Great kiskadee: These noisy and territorial birds are also from the flycatcher family and are named for their screaming call of kiss-ka-dee or k-reah! Females and males are nearly indistinguishable; kiskadees hunt for fish, tadpoles, insects and other small creatures in water and on land.
Crested caracara: You are unlikely to see this magnificent bird in the Centro, but if you have the chance to enjoy the countryside around San Miguel or visit the botanical gardens at El Charco del Ingenio, you may get lucky. This scavenger looks somewhat like a vulture, though handsomer; it’s most easily spotted when on the ground searching for carrion and has very distinctive long yellow legs. The sexes are similar, as with most birds of prey.
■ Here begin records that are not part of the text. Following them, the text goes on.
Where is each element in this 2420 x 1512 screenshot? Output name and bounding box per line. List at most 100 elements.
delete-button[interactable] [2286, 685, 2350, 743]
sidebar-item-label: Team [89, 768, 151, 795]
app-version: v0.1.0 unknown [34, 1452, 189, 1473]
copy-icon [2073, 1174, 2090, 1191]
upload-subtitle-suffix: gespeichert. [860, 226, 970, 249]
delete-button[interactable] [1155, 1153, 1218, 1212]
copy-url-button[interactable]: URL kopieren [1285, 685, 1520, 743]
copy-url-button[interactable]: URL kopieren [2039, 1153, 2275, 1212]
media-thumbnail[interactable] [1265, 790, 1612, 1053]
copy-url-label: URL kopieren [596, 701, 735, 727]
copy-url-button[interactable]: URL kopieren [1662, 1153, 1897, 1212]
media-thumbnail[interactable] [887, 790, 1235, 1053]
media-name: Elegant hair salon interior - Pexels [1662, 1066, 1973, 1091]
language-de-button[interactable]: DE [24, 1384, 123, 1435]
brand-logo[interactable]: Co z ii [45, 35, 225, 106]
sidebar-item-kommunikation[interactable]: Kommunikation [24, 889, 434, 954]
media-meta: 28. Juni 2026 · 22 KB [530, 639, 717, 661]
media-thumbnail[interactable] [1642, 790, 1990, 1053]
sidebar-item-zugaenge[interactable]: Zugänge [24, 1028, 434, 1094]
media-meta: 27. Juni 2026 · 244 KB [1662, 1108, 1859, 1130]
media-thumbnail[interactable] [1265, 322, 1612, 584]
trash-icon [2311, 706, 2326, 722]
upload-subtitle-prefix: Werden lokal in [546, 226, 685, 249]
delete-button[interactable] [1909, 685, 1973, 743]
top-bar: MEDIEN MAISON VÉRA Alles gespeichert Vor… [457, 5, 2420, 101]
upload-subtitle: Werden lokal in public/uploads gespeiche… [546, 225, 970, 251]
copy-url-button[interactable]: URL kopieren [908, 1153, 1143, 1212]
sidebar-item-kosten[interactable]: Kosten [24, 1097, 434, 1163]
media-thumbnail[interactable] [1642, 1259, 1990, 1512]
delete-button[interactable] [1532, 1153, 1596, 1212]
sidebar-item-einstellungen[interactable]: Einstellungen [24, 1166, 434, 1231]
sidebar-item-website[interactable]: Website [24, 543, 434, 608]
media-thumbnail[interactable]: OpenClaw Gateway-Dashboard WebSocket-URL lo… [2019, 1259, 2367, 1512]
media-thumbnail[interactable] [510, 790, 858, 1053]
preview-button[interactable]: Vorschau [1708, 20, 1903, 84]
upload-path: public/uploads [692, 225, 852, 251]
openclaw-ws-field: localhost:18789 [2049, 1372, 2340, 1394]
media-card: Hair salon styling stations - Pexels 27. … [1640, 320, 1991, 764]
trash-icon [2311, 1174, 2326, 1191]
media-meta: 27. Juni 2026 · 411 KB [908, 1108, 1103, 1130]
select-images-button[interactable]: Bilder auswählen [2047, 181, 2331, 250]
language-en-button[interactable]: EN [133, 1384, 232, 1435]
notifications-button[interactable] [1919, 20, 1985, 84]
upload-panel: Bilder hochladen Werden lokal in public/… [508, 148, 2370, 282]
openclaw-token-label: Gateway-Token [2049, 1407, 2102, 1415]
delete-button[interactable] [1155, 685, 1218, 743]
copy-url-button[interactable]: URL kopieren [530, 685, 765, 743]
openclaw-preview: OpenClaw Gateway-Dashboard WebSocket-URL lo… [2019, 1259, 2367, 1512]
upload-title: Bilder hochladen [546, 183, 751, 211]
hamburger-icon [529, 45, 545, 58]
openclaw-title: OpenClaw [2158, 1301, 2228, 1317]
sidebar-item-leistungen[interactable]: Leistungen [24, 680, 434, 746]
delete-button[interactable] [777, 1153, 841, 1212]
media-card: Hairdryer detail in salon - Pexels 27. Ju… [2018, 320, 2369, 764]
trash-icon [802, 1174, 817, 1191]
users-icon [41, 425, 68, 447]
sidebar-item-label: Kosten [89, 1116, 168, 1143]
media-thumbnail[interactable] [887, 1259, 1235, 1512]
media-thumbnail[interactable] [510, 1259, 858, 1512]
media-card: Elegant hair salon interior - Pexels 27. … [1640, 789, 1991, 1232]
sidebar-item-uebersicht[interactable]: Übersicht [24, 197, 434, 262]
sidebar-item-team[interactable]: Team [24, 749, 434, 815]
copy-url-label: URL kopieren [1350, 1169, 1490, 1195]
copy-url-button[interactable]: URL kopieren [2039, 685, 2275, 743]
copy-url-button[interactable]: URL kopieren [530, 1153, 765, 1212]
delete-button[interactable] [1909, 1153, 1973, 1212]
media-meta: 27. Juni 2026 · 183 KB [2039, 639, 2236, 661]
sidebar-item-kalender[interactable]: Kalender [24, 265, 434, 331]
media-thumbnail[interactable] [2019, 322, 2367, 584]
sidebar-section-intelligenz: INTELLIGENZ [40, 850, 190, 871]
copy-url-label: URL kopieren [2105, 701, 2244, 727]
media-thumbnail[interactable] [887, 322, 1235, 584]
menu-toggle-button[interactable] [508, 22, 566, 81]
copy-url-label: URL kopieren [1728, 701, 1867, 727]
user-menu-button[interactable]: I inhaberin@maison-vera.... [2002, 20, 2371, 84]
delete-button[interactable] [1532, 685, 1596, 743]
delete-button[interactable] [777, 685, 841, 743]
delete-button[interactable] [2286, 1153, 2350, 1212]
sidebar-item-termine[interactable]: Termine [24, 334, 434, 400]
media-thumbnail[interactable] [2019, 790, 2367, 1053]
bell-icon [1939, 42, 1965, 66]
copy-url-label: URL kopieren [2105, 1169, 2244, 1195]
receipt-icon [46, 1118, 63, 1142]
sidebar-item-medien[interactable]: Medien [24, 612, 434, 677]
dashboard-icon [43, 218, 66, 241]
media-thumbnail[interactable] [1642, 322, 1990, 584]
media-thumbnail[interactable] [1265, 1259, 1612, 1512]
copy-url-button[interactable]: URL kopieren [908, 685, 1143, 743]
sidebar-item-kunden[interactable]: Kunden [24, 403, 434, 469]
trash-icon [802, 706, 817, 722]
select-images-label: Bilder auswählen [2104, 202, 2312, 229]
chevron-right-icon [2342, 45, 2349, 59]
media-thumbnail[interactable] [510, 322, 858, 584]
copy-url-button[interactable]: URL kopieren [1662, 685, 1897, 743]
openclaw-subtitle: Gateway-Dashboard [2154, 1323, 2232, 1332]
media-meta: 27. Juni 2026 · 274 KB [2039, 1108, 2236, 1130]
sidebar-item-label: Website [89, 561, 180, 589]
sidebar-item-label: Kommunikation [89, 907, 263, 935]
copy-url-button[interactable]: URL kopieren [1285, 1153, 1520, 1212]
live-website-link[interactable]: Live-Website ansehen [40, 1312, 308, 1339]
Black-crowned night heron: This familiar denizen of Parque Juárez has an unmistakable call that you may have mistaken for a person with a nasty cold: both its low, harsh woe and guttural quock sounds are remarkably un-avian. These mostly nocturnal birds roost in trees during the day and hunt at night and are omnivorous.
Great Egret: Another bird who likes to hang out in the town’s parks, croaking vociferously and occasionally targeting innocent bystanders on the paths below with copious droppings. Great Egrets feed during the day, usually outside of town in wet alfalfa fields or around the Presa, where they catch small fish, amphibians and insects. They roost at night in large groups, usually in Parque Juárez or somewhere else with plenty of available treetops. Other egret species inhabit the area, but the Great Egrets are the biggest and are distinguished by their yellow bill and black legs.
So with or without the traditional birding ensemble, take some time to enjoy the colorful birdlife here in the Bajío.